Mama z Trójmiasta szuka nauczyciela w Fortnite
Tego się nie spodziewałem, ale znam kogoś kto za parę koło robił kolorowanke dla pociechy dość bogatej pani.
No pogratulować rodzicielce. O ile ogłoszenie nie jest trollem to pachnie mi tu tym, ze mamuska chce miec spokoj w domu i idzie na latwizne - niech gnije przed kompem.
Chciała zrobić synowi niespodziankę, a teraz cały internet już o tym wie i jej synalek pewnie też
Mogła zamieścic na Tinderze.
Pełno napalonych nerdów nauczyłoby mamuśkę za możliwość przebywania z kobietą w jednym pomieszczeniu.
Ale wiecie, że takie szkolenia przeprowadza się zdalnie, bez siedzenia razem w pokoju? Fortnite to nie balet, nie potrzeba się kontaktować bezpośrednio, wystarczy voice-czat...
Dlatego w rubryce "charakter pracy" jest napisane "stacjonarna/praca w terenie"? Czytałeś chociaż te ogłoszenie czy już na pałę pasty nawalacie?
Chopie w ogłoszeniu co masz napisane?
stacjonarna/praca w terenie
Stacjonarnie się umawiasz, a w terenie to uczysz/wykonujesz zlecenie.
Tak, bo taki portal przewidział wszystkie rubryki dla trenerów gier video, a mama na pewno skrupulatnie myślała nad ich wyborem...
DM sugerujesz że kobiety nie ogarniają czym się różni praca zdalna od stacjonarnej? To jawna dyskryminacja ze względu na płeć, lepiej się zwolnij zanim jakaś organizacja feministyczna zażąda twojej dymisji. :)
Nie wiem co portal przewidział a co nie, za to wiem że jak wystawiasz ogłoszenie o pracę to właśnie skrupulatnie żeby potem jak najszybciej/najdokładniej odsiewać niepotrzebnych/nieogarniętych kandydatów.
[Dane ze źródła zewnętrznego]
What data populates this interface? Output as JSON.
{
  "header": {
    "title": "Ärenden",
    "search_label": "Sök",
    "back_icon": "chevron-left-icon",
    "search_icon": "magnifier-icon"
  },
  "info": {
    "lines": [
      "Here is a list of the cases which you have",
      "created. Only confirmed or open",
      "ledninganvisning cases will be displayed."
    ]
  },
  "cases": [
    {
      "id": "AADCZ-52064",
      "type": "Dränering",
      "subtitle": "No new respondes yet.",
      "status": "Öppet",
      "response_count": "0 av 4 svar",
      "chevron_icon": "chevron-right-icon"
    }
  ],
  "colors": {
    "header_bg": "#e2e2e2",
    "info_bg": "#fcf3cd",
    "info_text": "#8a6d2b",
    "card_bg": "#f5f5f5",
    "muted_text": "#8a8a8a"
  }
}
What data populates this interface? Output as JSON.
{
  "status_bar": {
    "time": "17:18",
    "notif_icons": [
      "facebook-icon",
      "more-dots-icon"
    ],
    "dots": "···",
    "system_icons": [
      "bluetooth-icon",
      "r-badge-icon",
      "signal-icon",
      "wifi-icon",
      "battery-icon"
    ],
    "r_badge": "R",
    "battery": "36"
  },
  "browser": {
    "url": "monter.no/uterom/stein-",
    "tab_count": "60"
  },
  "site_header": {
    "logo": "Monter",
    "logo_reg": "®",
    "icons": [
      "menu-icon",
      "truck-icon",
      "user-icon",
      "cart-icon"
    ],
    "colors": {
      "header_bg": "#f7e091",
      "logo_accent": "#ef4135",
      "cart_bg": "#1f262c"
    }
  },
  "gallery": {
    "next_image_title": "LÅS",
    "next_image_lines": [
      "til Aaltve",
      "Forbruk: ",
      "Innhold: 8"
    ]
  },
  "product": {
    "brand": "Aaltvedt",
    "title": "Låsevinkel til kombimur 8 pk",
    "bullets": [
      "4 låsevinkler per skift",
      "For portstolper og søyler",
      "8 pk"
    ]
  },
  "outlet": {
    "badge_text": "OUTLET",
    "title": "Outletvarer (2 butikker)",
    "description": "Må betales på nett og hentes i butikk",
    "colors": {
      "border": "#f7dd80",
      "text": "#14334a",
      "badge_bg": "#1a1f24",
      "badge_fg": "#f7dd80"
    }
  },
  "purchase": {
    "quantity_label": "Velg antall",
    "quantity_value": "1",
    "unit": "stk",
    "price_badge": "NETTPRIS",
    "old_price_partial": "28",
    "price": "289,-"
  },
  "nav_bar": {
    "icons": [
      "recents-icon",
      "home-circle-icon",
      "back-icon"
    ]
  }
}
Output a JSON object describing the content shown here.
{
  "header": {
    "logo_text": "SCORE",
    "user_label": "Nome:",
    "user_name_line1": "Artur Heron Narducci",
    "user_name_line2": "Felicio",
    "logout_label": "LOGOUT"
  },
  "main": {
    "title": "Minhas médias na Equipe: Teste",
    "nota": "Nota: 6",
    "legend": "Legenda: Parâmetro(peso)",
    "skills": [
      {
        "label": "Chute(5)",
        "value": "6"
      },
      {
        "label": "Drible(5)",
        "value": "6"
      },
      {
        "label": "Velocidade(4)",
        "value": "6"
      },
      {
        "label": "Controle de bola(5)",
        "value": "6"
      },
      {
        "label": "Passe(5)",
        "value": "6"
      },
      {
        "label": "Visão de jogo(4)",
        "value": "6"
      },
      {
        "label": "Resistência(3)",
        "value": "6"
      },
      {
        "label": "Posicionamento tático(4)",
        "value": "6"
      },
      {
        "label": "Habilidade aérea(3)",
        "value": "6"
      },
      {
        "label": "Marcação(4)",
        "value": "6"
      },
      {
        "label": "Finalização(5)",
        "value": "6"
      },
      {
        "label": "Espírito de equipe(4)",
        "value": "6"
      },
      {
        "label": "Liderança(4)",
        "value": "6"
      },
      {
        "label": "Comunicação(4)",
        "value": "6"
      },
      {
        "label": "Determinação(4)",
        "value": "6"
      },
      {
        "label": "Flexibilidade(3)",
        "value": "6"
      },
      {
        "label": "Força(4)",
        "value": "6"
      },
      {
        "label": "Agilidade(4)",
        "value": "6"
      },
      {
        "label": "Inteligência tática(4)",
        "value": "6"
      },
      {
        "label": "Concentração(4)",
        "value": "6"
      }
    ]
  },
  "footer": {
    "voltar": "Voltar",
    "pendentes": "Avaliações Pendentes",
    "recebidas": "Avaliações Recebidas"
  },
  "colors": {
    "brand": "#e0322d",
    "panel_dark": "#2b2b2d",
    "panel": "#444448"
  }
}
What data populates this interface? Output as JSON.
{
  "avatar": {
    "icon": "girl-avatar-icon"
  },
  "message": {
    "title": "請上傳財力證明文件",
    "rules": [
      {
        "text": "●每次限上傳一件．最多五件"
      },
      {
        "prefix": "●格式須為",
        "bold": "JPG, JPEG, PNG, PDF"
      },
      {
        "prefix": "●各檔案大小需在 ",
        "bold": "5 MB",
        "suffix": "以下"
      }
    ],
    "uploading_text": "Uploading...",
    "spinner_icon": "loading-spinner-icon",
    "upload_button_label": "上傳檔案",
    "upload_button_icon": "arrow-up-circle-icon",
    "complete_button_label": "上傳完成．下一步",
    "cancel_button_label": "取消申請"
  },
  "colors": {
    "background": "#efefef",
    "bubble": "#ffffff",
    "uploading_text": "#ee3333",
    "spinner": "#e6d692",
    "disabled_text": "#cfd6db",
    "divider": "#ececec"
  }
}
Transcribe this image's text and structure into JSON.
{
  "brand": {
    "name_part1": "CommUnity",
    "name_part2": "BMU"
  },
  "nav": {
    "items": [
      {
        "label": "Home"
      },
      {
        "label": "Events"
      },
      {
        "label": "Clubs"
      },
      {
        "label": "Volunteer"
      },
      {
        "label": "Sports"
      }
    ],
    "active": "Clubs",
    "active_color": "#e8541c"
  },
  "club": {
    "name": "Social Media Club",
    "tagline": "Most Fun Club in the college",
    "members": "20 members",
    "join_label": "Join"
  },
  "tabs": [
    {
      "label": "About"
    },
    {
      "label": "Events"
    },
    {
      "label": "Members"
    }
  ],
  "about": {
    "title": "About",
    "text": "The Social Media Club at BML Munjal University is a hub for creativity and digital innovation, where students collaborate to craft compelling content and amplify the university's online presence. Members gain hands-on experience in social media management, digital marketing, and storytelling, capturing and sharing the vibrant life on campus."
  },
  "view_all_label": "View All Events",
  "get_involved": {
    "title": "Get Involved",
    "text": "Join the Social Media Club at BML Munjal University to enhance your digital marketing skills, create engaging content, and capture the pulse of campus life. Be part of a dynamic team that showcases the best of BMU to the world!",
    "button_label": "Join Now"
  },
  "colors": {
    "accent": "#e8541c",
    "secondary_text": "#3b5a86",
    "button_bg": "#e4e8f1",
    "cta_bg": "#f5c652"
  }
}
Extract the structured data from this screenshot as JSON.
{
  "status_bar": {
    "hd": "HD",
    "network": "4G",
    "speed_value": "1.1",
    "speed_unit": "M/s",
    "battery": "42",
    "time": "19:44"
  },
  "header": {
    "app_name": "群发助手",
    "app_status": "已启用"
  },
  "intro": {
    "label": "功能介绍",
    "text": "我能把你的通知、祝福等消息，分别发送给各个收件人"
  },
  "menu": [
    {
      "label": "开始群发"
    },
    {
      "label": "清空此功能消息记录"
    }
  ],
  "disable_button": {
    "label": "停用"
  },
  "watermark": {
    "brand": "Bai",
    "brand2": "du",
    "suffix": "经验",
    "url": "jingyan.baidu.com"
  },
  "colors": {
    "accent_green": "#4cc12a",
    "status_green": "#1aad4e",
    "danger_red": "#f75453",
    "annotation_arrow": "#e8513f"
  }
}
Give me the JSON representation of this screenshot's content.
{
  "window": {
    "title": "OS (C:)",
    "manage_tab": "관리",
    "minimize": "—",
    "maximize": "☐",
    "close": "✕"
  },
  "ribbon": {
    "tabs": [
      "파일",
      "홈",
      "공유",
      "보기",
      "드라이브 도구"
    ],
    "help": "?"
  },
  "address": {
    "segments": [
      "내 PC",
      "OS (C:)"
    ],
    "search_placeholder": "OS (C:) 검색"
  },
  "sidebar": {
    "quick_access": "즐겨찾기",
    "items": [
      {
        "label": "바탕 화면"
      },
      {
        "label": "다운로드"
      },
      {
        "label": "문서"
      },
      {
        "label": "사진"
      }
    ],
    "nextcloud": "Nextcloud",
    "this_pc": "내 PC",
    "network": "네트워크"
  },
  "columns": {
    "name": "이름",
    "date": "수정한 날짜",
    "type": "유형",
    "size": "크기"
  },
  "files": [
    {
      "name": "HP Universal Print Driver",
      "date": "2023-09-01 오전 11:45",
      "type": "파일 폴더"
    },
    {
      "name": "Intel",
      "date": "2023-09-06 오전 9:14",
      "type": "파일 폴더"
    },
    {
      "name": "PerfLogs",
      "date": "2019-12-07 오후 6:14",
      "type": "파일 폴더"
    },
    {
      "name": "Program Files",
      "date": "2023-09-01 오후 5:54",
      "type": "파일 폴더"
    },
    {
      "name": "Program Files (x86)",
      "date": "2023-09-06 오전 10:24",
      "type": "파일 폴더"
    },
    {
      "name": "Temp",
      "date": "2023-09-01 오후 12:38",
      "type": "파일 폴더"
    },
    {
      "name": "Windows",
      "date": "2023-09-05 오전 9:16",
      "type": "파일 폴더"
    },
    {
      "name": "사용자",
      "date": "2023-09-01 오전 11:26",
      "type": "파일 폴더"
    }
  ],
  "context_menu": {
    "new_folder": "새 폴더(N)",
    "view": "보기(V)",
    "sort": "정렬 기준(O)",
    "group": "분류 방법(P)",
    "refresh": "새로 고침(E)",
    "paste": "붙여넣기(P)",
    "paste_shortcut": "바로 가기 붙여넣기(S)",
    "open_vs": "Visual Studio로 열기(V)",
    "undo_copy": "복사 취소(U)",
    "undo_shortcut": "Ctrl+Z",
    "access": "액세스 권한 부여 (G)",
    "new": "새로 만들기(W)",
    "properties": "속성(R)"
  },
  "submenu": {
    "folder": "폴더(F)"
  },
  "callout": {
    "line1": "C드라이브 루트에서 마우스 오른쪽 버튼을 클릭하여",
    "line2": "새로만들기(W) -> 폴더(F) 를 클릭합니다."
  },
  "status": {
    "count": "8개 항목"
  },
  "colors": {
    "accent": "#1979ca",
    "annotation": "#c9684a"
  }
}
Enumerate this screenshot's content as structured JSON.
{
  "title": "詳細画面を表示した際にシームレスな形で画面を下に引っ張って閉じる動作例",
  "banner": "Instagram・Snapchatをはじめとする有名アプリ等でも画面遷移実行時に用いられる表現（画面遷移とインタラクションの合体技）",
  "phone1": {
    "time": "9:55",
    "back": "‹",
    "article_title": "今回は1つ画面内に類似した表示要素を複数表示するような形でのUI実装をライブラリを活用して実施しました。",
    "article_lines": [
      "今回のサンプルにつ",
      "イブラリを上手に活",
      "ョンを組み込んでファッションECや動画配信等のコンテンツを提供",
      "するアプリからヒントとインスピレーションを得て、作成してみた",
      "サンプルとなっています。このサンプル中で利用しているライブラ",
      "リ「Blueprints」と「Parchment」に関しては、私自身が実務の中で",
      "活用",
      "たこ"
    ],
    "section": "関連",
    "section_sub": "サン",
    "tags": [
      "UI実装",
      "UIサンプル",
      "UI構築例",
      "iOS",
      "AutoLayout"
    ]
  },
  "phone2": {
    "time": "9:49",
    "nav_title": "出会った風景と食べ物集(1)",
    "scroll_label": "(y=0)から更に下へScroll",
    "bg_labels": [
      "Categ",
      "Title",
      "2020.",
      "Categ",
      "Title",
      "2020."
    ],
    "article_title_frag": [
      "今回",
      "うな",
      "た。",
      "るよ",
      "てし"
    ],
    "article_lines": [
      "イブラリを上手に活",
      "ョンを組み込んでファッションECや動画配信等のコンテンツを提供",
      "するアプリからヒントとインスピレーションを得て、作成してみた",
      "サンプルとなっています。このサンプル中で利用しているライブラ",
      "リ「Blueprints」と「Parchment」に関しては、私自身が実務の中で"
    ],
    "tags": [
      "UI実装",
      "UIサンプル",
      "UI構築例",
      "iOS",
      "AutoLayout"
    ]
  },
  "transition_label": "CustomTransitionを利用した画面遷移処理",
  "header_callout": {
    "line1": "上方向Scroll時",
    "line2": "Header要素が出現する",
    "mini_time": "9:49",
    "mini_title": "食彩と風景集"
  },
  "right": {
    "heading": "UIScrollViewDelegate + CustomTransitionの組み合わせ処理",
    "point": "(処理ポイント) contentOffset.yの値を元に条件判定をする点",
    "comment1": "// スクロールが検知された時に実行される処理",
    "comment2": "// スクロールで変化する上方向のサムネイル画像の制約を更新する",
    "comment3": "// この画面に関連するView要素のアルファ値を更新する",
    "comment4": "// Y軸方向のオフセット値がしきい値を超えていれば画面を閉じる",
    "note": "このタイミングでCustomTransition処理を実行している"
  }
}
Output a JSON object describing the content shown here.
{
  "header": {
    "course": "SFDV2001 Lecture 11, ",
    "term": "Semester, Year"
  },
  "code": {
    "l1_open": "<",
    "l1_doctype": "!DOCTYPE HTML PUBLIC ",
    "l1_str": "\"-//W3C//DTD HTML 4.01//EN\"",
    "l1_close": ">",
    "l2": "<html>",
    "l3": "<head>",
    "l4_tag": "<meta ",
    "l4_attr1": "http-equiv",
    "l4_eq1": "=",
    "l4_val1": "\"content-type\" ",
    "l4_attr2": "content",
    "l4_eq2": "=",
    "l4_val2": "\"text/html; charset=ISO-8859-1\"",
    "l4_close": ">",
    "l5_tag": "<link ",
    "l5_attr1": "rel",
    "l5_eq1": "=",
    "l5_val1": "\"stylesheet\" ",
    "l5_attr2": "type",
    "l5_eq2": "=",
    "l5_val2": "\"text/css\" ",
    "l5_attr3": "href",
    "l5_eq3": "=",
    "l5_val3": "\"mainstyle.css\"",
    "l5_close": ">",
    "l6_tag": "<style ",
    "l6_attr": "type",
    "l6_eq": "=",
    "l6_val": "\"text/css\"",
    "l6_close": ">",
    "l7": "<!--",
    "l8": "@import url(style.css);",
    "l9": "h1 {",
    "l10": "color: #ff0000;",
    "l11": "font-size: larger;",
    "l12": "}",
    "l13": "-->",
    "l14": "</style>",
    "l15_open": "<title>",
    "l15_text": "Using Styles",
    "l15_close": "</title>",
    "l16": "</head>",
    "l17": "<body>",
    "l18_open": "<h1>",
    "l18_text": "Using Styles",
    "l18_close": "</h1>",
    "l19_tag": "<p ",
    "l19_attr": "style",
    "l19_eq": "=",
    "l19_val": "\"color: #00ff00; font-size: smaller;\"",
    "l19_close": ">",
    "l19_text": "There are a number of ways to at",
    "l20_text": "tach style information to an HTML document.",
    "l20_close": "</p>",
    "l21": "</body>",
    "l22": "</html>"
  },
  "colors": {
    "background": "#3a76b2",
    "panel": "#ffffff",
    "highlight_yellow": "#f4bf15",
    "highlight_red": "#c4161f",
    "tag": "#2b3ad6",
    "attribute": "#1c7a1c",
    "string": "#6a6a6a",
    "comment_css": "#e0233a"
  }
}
Ale skąd mógłbyś wiedzieć jak wystawia się ogłoszenie o zatrudnienie skoro samemu znasz tylko rozsyłanie CV... (I co, fajnie jak ktoś wyciąga wnioski z pupy?).
"DM sugerujesz że kobiety nie ogarniają czym się różni praca zdalna od stacjonarnej?"
Co za debilne stwierdzenie. Co to ma wspólnego w ogóle z kobietami? Osoba dała ogłoszenie, które wygląda tak a nie inaczej bo nie ma pojęcia jak by coś takiego mogło wyglądać. Tak samo kobiety jak i faceci starsi nie zawsze idą z duchem czasu. Dzieciak w domu gada, że gra w grę ale mu nie idzie i mama, która nie zna się na temacie chce mu pomóc, tyle.
I co, fajnie jak ktoś wyciąga wnioski z pupy
Jedyne wnioski wyciągane z pupy tutaj to te sugerujące zboczone intencje czy takie, że to poważny zawód na cały etat i wszelkie dane z obowiązkowej tabelki formularza są wiążące. Tak jak napisał Ci grabeck666, tu nie ma żadnego znaczenia, jaka płeć daje ogłoszenie i czy zaznacza stacjonarna czy nie - chodzi o pomoc w Fortnicie i tyle, a nie Tinderowanie, feminizm, zgłębianie się w rubryczki. Więcej luzu zalecam, zwłaszcza w takie upały :)
Wy nic nie rozumiecie, mamuśka przeczytała na GOLu ile to progejmerzy zarabiają i pomyślała że z synka zrobi Nindżę 2.0 i będą trzepać hajs.
Jak czytam komentarze, to bierze mnie jakieś obrzydzenie do ludzi.
Jestem piwniczakiem, który mieszka z rodzicami, ale mam jeszcze jakieś odruchy człowieczeństwa
Moim zdaniem nie jest to do końca takie dobre. Jako ludzie mamy tendencję do wpadania w skrajności - albo poświęcamy dzieciom za mało uwagi, albo nadto. A te nigdy nie są dobre. Zamiast wydawać duże pieniądze na to by się nauczyć jak nie być "noobem" wystarczyłaby sama chęć do grania z nim, przy czym nauka przyszłaby sama z czasem. A i dziecko przynajmniej dostałoby lekcje życia, że nie zawsze się wygrywa, nie należy być toksycznym w stosunku do graczy o niższych umiejętnościach i że satysfakcje można mieć z samej rozgrywki, szczególnie w towarzystwie, a nie tylko z wygrywania.